Green = single-copy, yellow = 2x, orange = 3x and red = 4x or more. Now we can examine this to see if it makes sense. Did Unicycler make a mistake?

🦅 The eagle-eyed among you may notice that the larger contigs in this part of the graph seem to fall into three groups of depth: 1.4x, 1.9x and 3.2x (roughly speaking, there's a lot of variation around those numbers). And it's no coincidence that 1.4 + 1.9 ≈ 3.2. It seem like we have two very similar sequences, one at about 1.4x depth and one at about 1.9x depth. The fact that these depths are a bit more than 1x (the chromosomal depth) strongly hints that we are looking at plasmids. Where the two plasmids are the same, the sequences collapse together in the assembly to make 3.2x depth contigs (which are 2x repeats): images/miscalculated_multiplicity_05.png

Some of these common sequences are very long: images/miscalculated_multiplicity_06.png

23 kbp is a very long repeat for a bacterial genome! That may be part of the reason Unicycler had trouble. However, the real culprit is here: images/miscalculated_multiplicity_07.png

For some of these 3.2x contigs, Unicycler wrongly decided that they were single-copy. They are actually 2x repeats! This is a problem because Unicycler only uses them once in scaffolding and so cannot correctly scaffold the genome together.

Manual multiplicity

To remedy the situation, I went back to the 001_best_spades_graph.gfa file and manually added ML tags to specify multiplicity. For example:

S	52	TTTTT...TCGAT	LN:i:21445	dp:f:3.253	LB:z:3.253	CL:z:forestgreen	ML:i:2
S	66	CGCAA...CGTCA	LN:i:10064	dp:f:3.219	LB:z:3.219	CL:z:forestgreen	ML:i:2

I then re-ran the Unicycler assembly. This time, Unicycler takes the manually-assigned values into account (read more here) and doesn't make the same mistake. I also used bold mode on this re-assembly to more aggressively merge contigs. Now we get this for our final graph: images/miscalculated_multiplicity_08.png

Better, but still not complete 😩

Final steps

Focusing on the two incomplete components shows us this: images/miscalculated_multiplicity_09.png

The small bit in the bottom-left is relatively easy - it is two tangled small plasmids which we can resolve as described here.

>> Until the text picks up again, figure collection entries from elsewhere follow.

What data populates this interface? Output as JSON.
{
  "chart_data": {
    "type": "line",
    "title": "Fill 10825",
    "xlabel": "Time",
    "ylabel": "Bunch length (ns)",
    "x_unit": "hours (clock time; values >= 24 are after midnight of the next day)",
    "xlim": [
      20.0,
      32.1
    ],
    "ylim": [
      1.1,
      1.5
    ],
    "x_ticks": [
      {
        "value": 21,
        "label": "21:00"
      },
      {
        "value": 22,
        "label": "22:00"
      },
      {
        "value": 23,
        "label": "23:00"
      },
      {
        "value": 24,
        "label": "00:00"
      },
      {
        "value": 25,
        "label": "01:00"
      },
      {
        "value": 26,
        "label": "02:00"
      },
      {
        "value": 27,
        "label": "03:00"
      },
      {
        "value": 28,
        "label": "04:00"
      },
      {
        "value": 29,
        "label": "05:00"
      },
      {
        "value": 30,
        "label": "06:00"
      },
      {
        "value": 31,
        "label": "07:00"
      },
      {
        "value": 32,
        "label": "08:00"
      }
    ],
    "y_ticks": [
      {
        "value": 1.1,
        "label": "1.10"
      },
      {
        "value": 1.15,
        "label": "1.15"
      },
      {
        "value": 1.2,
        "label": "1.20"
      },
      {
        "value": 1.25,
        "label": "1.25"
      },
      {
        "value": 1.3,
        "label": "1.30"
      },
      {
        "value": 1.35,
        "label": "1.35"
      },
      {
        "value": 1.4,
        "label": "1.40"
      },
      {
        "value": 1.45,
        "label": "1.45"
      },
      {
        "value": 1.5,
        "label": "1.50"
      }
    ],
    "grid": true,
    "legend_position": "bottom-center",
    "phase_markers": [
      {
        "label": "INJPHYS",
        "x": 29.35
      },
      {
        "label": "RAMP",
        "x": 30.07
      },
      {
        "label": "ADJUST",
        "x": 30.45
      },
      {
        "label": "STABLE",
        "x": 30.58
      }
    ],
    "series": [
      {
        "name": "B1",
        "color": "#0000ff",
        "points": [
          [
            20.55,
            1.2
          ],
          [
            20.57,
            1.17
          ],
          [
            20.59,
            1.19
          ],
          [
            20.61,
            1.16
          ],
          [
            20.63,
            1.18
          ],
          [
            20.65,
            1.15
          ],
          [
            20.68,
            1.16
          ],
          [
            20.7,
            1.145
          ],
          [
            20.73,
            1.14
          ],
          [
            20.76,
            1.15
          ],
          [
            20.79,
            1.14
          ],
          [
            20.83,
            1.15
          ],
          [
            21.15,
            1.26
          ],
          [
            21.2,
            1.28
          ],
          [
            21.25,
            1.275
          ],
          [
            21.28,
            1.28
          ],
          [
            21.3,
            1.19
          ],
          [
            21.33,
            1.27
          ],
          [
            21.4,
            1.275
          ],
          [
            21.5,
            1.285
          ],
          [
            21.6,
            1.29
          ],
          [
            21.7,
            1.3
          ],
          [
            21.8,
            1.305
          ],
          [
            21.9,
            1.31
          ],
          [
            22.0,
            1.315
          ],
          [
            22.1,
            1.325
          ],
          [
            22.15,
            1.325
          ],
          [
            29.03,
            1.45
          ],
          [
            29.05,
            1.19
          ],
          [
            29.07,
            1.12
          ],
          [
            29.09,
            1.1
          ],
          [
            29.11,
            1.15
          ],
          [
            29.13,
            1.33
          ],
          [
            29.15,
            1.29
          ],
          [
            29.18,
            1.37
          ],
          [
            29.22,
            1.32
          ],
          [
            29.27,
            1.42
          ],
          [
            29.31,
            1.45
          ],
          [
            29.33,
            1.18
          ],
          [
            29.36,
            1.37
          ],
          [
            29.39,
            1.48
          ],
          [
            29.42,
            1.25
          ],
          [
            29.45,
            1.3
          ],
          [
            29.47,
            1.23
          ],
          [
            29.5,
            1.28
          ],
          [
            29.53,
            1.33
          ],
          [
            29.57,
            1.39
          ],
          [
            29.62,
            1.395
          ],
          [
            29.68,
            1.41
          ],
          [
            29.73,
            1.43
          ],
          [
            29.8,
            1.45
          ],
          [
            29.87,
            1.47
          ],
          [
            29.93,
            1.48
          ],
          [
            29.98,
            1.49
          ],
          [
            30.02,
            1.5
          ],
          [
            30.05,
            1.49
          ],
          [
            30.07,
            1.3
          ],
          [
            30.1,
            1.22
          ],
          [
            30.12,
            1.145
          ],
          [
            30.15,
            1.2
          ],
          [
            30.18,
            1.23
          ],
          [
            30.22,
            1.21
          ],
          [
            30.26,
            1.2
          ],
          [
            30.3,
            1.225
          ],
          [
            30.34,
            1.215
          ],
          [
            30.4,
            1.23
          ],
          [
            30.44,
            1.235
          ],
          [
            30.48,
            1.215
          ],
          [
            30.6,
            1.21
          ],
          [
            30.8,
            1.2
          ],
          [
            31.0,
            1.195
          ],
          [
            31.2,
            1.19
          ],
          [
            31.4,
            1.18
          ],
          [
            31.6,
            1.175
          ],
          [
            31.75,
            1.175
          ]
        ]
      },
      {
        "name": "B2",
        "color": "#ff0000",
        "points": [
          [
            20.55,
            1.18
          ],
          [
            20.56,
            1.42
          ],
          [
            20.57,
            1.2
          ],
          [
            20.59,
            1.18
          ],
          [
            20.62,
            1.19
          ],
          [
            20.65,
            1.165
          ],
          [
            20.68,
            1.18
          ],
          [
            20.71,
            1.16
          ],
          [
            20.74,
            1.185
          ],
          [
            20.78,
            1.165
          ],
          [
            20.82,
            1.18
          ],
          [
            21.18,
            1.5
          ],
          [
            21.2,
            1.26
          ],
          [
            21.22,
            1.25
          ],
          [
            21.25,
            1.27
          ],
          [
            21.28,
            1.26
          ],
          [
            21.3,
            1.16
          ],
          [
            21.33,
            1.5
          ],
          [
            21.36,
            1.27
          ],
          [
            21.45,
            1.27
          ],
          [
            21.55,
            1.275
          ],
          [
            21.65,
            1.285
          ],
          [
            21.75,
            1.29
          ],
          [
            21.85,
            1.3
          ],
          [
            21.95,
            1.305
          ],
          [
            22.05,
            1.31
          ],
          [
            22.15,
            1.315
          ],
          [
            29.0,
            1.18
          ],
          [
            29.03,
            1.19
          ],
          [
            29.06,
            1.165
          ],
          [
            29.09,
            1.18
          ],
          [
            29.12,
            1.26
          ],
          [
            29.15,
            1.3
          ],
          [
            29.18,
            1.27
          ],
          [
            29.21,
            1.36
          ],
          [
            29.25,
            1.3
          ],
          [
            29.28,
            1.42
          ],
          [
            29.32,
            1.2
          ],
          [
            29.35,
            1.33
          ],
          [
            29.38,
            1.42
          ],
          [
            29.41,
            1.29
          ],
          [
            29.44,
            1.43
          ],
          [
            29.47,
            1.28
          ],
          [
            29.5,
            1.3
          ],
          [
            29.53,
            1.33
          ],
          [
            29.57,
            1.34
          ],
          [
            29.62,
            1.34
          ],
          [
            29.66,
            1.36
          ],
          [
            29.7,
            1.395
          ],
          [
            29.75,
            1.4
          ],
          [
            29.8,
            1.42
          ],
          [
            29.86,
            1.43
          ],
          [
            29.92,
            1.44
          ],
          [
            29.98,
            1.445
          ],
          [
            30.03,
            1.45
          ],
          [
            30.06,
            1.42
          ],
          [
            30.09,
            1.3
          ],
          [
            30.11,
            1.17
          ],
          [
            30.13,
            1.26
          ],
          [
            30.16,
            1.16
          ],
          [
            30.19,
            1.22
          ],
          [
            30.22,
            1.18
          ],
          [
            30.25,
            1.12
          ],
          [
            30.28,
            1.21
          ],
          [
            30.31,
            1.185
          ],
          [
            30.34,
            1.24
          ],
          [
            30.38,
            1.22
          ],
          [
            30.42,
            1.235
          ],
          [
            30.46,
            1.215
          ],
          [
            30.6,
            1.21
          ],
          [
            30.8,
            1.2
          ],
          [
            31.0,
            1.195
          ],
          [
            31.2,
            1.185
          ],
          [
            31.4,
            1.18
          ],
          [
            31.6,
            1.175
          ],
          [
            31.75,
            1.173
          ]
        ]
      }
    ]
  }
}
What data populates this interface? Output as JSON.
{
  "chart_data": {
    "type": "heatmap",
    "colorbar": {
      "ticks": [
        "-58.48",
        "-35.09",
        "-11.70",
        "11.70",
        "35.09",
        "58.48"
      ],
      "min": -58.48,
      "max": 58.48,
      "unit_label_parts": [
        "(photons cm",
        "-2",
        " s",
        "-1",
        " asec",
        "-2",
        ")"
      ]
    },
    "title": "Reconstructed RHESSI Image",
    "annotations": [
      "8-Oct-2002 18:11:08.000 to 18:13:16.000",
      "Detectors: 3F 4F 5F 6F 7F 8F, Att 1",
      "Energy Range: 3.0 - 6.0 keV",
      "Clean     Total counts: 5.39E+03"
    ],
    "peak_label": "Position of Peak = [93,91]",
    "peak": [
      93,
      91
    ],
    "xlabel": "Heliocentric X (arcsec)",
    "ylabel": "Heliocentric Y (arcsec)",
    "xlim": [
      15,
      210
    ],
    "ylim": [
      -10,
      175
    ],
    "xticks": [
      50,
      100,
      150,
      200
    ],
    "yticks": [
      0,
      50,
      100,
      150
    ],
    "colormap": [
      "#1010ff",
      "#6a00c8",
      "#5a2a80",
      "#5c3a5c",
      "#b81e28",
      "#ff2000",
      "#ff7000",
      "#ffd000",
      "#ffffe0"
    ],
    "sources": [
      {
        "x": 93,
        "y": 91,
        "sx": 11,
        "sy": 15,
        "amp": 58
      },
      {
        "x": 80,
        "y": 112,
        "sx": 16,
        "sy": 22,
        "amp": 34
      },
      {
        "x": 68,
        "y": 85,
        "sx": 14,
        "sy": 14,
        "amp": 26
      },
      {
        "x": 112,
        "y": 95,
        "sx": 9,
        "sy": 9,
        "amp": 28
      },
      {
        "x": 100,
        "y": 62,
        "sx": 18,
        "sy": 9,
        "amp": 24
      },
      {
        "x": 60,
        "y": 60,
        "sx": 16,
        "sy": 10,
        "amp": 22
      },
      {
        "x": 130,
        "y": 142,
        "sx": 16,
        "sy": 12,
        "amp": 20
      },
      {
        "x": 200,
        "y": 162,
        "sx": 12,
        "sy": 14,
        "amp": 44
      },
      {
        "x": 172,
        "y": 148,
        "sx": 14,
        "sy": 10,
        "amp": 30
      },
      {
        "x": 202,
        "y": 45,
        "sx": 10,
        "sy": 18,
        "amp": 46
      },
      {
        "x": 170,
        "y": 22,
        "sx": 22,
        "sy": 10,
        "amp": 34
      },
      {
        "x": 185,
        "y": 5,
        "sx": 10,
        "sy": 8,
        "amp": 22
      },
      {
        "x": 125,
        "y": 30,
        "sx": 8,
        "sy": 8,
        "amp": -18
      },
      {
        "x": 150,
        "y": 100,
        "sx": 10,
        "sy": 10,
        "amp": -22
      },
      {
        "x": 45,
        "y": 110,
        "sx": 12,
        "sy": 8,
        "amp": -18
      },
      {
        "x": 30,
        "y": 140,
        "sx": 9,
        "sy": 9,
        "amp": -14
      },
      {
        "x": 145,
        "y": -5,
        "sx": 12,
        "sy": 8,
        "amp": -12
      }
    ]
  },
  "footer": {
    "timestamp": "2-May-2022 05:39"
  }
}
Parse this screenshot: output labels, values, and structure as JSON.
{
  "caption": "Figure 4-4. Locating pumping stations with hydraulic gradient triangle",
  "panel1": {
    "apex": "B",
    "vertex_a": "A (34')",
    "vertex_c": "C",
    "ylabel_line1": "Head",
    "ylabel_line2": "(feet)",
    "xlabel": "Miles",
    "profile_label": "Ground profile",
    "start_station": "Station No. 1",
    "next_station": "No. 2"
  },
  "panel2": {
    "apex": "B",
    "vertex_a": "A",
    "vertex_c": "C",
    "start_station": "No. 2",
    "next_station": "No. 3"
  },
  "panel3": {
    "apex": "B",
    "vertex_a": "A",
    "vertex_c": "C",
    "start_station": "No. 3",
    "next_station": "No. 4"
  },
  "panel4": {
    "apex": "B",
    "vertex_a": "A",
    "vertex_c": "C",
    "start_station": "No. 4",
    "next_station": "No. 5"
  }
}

The big part is our previously-described two plasmids of 1.4x and 1.9x depth. Their shared region totals over 60 kbp, so resolving that with long reads may not be possible. But it's not too much of a stretch to separate them using depth: images/miscalculated_multiplicity_10.png

The final issue is that the shared sequence between the two big plasmids has an inverted repeat (a repeat in the repeat!) of about 1 kbp (an insertion sequence). There are two possible orientations for a sequence between two inverted repeats:

option 1: start -> repeat -> middle -> taeper -> end
option 2: start -> repeat -> elddim -> taeper -> end

Unicycler didn't scaffold it out because it's in the middle of a huge repeat, so we'll have to do it ourselves by aligning long reads in Bandage. After all of this manual work, we can finally get to a nice completed assembly: images/miscalculated_multiplicity_11.png

The lesson to be learned from this nightmare is that Unicycler doesn't cope well with very long repeats. It can confuse them for single-copy contigs and that causes problems when scaffolding.